In the listings of recommended kits for specific applications, we have provided basic recommendations for various car applications. All applications are by no means limited to those shown. If you have any doubt or questions about your particular application, engineers are as close as your telephone. Our engineers are highly qualified and helped "write the book" on disc brakes. They'll be happy to answer your questions regarding selection of components or kits and their use.

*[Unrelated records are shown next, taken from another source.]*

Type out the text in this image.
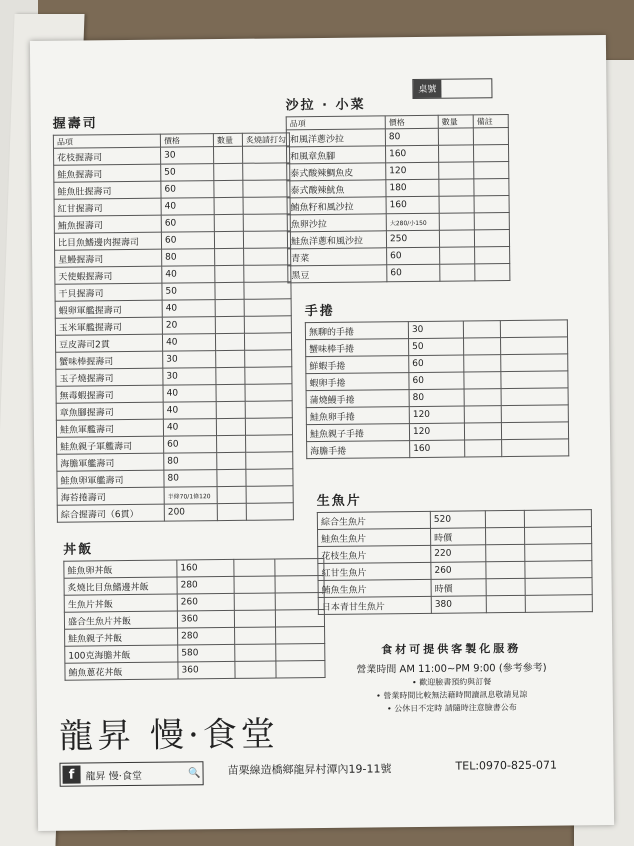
握壽司
品項	價格	數量	炙燒請打勾
花枝握壽司	30		
鮭魚握壽司	50		
鮭魚肚握壽司	60		
紅甘握壽司	40		
鮪魚握壽司	60		
比目魚鰭邊肉握壽司	60		
星鰻握壽司	80		
天使蝦握壽司	40		
干貝握壽司	50		
蝦卵軍艦握壽司	40		
玉米軍艦握壽司	20		
豆皮壽司2貫	40		
蟹味棒握壽司	30		
玉子燒握壽司	30		
無毒蝦握壽司	40		
章魚腳握壽司	40		
鮭魚軍艦壽司	40		
鮭魚親子軍艦壽司	60		
海膽軍艦壽司	80		
鮭魚卵軍艦壽司	80		
海苔捲壽司	半條70/1條120		
綜合握壽司（6貫）	200		
沙拉 · 小菜
品項	價格	數量	備註
和風洋蔥沙拉	80		
和風章魚腳	160		
泰式酸辣鯛魚皮	120		
泰式酸辣魷魚	180		
鮪魚籽和風沙拉	160		
魚卵沙拉	大280/小150		
鮭魚洋蔥和風沙拉	250		
青菜	60		
黑豆	60		
桌號
手捲
無聊的手捲	30		
蟹味棒手捲	50		
鮮蝦手捲	60		
蝦卵手捲	60		
蒲燒鰻手捲	80		
鮭魚卵手捲	120		
鮭魚親子手捲	120		
海膽手捲	160		
生魚片
綜合生魚片	520		
鮭魚生魚片	時價		
花枝生魚片	220		
紅甘生魚片	260		
鮪魚生魚片	時價		
日本青甘生魚片	380		
丼飯
鮭魚卵丼飯	160		
炙燒比目魚鰭邊丼飯	280		
生魚片丼飯	260		
盛合生魚片丼飯	360		
鮭魚親子丼飯	280		
100克海膽丼飯	580		
鮪魚蔥花丼飯	360		
食材可提供客製化服務
營業時間 AM 11:00~PM 9:00 (參考參考)
• 歡迎臉書預約與訂餐
• 營業時間比較無法藉時間讀訊息敬請見諒
• 公休日不定時 請隨時注意臉書公布
龍昇 慢·食堂
f	龍昇 慢·食堂	🔍 苗栗線造橋鄉龍昇村潭內19-11號	TEL:0970-825-071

ROTORS: Generally, rotors are available in two main groups -- vented and solid. For lighter cars racing on dirt, such as midgets, sprinters, etc., we recommend solid rotors, which offer the performance needed at a lower weight. As cars get heavier and braking requirements more severe, (such as on asphalt, etc.), we work up to our thicker, vented rotors. These offer maximum performance and heat dissipation. For cars racing in dirt and weighing approximately 1600 -2000 lbs., our .810" vented rotors work very well. For vehicles weighing up to 2800 lbs., we recommend our 1.250" vented rotors. For asphalt racing, our Martinsville vented rotors in either 1.250" or 1.380" thickness are the sure ticket. The Martinsville vented rotor offers the perfect combination of performance and light weight.

CALIPERS: If you're using a SIERRA kit, we have included the caliper for that particular application. For Special applications, we recommend you consult our engineers. To determine the proper caliper, they will need to know the following: vehicle weight, type of racing (oval, drag, road race, etc.), racing surface (asphalt or dirt), and the driver's tendencies (i.e. whether or not the driver is exceptionally hard on brakes, etc.).

BRAKE PADS: We stock a wide range of pads suitable for all racing needs for each of our calipers. We've selected pads that are commonly used and readily available throughout the racing industry. This makes it easy for you to obtain replacements and spares whenever and wherever you need them. Softer pads are used where high friction is desirable and racing conditions are less severe, as on dirt tracks. The harder pads will withstand higher temperatures, but the friction is somewhat lower. For a generalized table of brake pad characteristics, ranging from soft to hard, see the chart.

HATS: To the average brake manufacturer, hats are nothing more than a means of adapting the rotor to the hub. We've gone a few steps further. Our hats are not only extremely light, but they are designed to provide maximum airflow to the outboard face of the rotor -- normally a dead spot for air flow. SIERRA hats are available in a wide variety of offsets and bolt patterns.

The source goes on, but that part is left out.